Article 6 therefore makes with a distinction between the acts affecting the collective interests and those affecting the interest of a specific person. However, it should be noted that the criterion is the same in both hypotheses:

  • The law of the concerned market for acts of unfair competition affecting the collective interests. In other words, the law applicable shall be the law of the country where the market is affected by the acts of unfair competition.
  • The law of the country where the damage occurred for the acts affecting the economic interest of a single competitor.

However, the law of the affected market is equivalent in practice to the law of the “damage” country and conversely. The criterion is therefore the same in both cases considered by the EC Regulation since it is on the market where it is operating that the affected competitor will sustain the damage.

Nevertheless, two questions remain unsolved and are liable to prevent the complete harmonization of private international law the Regulation sought to achieve:

  1. Definition of the acts of unfair competition

The definition varies from Member State to Member State and could therefore imply distortions in the application of the Regulation.

In fact, the complete harmonization of the conflict rules in the field of unfair competition calls for a truly universal definition. Directive 29/2005 of May 11, 2005 relating to unfair competition practices of businesses vis-à-vis the consumers will certainly be used as a basis of assessment by the European Court of Justice.

  1. What will be the applicable law in cases where the territories of several countries are affected or where the market cannot be easily located, especially when the act of unfair competition has been committed on the Internet?

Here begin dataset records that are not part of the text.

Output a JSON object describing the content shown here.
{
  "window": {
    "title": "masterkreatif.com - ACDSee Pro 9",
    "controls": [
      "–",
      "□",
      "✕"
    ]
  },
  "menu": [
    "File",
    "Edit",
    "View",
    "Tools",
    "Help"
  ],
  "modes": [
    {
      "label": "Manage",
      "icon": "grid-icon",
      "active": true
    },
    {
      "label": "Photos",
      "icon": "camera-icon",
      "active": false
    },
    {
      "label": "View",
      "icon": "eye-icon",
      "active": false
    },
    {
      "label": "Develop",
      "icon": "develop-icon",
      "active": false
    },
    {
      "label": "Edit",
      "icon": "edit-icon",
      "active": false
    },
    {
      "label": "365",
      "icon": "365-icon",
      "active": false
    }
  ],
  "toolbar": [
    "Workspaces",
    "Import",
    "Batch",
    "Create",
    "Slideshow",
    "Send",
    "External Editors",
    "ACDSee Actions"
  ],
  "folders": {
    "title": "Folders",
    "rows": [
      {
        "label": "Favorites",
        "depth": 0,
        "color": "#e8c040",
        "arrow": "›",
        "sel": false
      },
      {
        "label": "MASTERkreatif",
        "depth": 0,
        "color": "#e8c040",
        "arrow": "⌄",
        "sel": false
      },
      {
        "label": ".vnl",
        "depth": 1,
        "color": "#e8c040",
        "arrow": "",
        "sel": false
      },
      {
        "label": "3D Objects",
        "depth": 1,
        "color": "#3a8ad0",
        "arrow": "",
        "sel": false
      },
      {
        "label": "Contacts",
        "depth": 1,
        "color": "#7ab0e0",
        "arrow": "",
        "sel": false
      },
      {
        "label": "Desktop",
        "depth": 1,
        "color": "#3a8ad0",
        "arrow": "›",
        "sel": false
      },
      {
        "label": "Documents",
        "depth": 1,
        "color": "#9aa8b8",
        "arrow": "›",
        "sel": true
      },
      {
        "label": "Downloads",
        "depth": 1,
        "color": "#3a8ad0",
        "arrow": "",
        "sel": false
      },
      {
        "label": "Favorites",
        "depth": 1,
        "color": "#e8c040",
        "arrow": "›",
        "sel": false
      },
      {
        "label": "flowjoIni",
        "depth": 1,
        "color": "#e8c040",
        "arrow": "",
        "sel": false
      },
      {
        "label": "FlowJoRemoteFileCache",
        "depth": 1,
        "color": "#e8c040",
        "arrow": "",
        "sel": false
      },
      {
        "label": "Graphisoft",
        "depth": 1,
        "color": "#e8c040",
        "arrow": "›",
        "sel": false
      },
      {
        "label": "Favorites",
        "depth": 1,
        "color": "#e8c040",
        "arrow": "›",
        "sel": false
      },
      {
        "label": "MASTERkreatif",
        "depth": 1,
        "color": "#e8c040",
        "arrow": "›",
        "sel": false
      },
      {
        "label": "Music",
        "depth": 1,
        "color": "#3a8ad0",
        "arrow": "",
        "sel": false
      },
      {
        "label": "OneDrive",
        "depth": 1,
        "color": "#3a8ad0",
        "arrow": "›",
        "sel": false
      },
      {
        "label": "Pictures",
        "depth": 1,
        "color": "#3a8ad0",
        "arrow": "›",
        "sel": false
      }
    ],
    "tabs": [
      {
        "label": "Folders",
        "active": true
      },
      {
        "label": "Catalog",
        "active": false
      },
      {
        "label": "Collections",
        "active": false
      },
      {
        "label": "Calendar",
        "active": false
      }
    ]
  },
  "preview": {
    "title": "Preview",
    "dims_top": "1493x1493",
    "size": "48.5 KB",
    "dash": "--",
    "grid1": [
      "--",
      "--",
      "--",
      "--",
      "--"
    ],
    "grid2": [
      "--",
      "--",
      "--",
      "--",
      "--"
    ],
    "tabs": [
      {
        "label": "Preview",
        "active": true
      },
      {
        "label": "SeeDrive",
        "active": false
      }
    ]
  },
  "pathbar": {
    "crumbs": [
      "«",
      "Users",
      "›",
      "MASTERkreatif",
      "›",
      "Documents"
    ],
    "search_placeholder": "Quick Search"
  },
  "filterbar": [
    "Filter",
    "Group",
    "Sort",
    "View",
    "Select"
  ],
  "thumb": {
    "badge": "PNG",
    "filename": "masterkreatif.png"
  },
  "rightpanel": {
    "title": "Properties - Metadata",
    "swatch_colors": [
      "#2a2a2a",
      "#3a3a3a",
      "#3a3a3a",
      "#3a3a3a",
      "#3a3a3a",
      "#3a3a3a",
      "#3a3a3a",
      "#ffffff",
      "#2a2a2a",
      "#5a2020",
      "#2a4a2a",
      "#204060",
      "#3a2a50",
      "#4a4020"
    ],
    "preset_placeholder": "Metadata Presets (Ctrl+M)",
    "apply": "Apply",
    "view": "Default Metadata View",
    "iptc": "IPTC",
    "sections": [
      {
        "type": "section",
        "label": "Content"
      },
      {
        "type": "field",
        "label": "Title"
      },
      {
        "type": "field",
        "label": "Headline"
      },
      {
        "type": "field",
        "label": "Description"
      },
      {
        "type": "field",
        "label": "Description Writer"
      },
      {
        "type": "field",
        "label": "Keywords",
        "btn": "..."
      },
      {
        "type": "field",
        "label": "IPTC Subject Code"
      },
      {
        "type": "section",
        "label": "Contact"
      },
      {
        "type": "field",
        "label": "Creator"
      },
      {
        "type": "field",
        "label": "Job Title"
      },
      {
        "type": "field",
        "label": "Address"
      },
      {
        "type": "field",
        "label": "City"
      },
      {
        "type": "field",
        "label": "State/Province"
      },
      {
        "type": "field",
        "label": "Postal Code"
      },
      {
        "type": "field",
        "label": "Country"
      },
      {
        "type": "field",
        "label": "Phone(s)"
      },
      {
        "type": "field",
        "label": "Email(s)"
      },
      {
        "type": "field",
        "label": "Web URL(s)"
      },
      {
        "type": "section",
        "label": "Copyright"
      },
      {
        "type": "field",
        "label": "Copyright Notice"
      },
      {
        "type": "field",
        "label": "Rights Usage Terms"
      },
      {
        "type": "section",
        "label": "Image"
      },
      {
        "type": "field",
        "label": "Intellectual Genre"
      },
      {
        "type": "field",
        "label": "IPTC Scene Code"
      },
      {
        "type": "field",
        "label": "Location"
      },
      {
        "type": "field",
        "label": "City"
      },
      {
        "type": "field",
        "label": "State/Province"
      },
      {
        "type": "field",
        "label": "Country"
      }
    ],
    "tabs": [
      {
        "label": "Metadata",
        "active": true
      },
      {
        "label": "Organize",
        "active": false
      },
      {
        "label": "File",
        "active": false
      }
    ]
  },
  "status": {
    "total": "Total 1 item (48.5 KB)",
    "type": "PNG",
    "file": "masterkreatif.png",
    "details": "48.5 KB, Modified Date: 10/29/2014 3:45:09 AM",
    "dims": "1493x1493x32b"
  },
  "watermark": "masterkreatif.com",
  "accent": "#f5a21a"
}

These two situations are not settled by the Regulation and therefore will have to be solved by case law.

In cases where the interest of a single competitor would be affected, article 4 gives a number of keys to decide whether to apply the law of the country where the damage occurred, irrespective of the country where the indirect consequences of that damage occur.

However, no solution has been established for cases (a frequent assumption) where collective interests are affected, and judges are expected to apply a plurality of national laws.

Consequently, we cannot but wait for the Community judges’ interpretation in order to know the exact scope of the harmonization the Rome II Regulation has achieved.